I need to cool down my engine on the hot desert grades. With the above information my new working theory for overheating is this ...
Higher IATs, 270F in my case, advance my ignition timing just a measly 3 degrees and shorten the combustion duration by a whopping 10 degrees.
“too much fuel is trying to turn my motor in reverse” This is where the overheating is happening not the added induction heat but what that heat can do to the combustion cycle which advances it and shortens it! Also very bad is advancing peak cylinder pressure towards TDC or BTDC which is where I completely
suspect the 2h’s problems with boost are coming from NOT from additional intake air pressure but from extra intake air temp.
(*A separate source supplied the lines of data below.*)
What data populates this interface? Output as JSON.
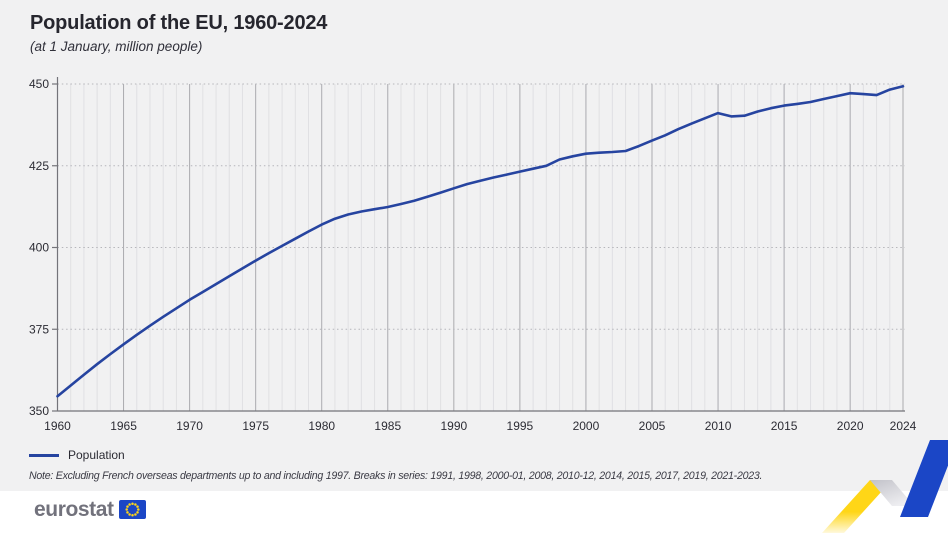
{
  "header": {
    "title": "Population of the EU, 1960-2024",
    "subtitle": "(at 1 January, million people)"
  },
  "chart_data": {
    "type": "line",
    "title": "Population of the EU, 1960-2024",
    "subtitle": "(at 1 January, million people)",
    "xlabel": "",
    "ylabel": "",
    "ylim": [
      350,
      450
    ],
    "yticks": [
      350,
      375,
      400,
      425,
      450
    ],
    "xticks": [
      1960,
      1965,
      1970,
      1975,
      1980,
      1985,
      1990,
      1995,
      2000,
      2005,
      2010,
      2015,
      2020,
      2024
    ],
    "grid": {
      "vertical_minor_every_year": true,
      "vertical_major_every_5_years": true,
      "horizontal_dotted": true
    },
    "legend_position": "bottom-left",
    "x": [
      1960,
      1961,
      1962,
      1963,
      1964,
      1965,
      1966,
      1967,
      1968,
      1969,
      1970,
      1971,
      1972,
      1973,
      1974,
      1975,
      1976,
      1977,
      1978,
      1979,
      1980,
      1981,
      1982,
      1983,
      1984,
      1985,
      1986,
      1987,
      1988,
      1989,
      1990,
      1991,
      1992,
      1993,
      1994,
      1995,
      1996,
      1997,
      1998,
      1999,
      2000,
      2001,
      2002,
      2003,
      2004,
      2005,
      2006,
      2007,
      2008,
      2009,
      2010,
      2011,
      2012,
      2013,
      2014,
      2015,
      2016,
      2017,
      2018,
      2019,
      2020,
      2021,
      2022,
      2023,
      2024
    ],
    "series": [
      {
        "name": "Population",
        "color": "#2644a0",
        "values": [
          354.5,
          357.8,
          361.1,
          364.3,
          367.4,
          370.4,
          373.3,
          376.1,
          378.8,
          381.4,
          384.0,
          386.4,
          388.8,
          391.2,
          393.6,
          396.0,
          398.3,
          400.5,
          402.7,
          404.9,
          407.0,
          408.8,
          410.1,
          411.0,
          411.7,
          412.4,
          413.3,
          414.3,
          415.5,
          416.8,
          418.1,
          419.4,
          420.4,
          421.4,
          422.3,
          423.2,
          424.1,
          425.0,
          426.9,
          427.9,
          428.7,
          429.0,
          429.2,
          429.5,
          431.0,
          432.7,
          434.3,
          436.2,
          437.9,
          439.5,
          441.1,
          440.1,
          440.3,
          441.6,
          442.6,
          443.4,
          443.9,
          444.5,
          445.4,
          446.3,
          447.2,
          446.9,
          446.6,
          448.3,
          449.3
        ]
      }
    ]
  },
  "legend": {
    "label": "Population"
  },
  "note": "Note: Excluding French overseas departments up to and including 1997. Breaks in series: 1991, 1998, 2000-01, 2008, 2010-12, 2014, 2015, 2017, 2019, 2021-2023.",
  "footer": {
    "logo_text": "eurostat"
  },
  "colors": {
    "background": "#f1f1f2",
    "line_blue": "#2644a0",
    "flag_blue": "#1b46c6",
    "star_yellow": "#ffd617",
    "ribbon_yellow": "#ffd617",
    "ribbon_blue": "#1b46c6"
  }
}
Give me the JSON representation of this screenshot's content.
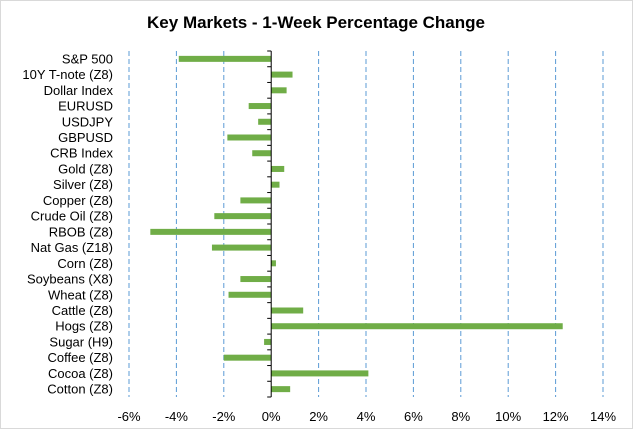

So I added an intercooler up front of the A/C and now my land cruier’s face is all ugly but she runs up the hill like a champ with just 10F above ambient IATs and she DOES NOT OVERHEAT but will get to a toasty 220F or so on 6% grade at 105F ambient. I am now running 12PSI boost and I don’t see EGTs above 1100F. Flat Cruising EGTs are down 200F from 800F to 600F and boost is down at flat cruising from 8PSI to 6PSI. Cruising water temps are down from 205F to about 195F.
I have yet to retard my ignition timing. That experiment comes next. Looks like getting at the two bolts between the IP and the motor will be a tough to get to. I will attempt to index the injection pumps position with a permanent marker or something prior to moving it in hopes that putting it back can be easier than fooling with the inspection tube business.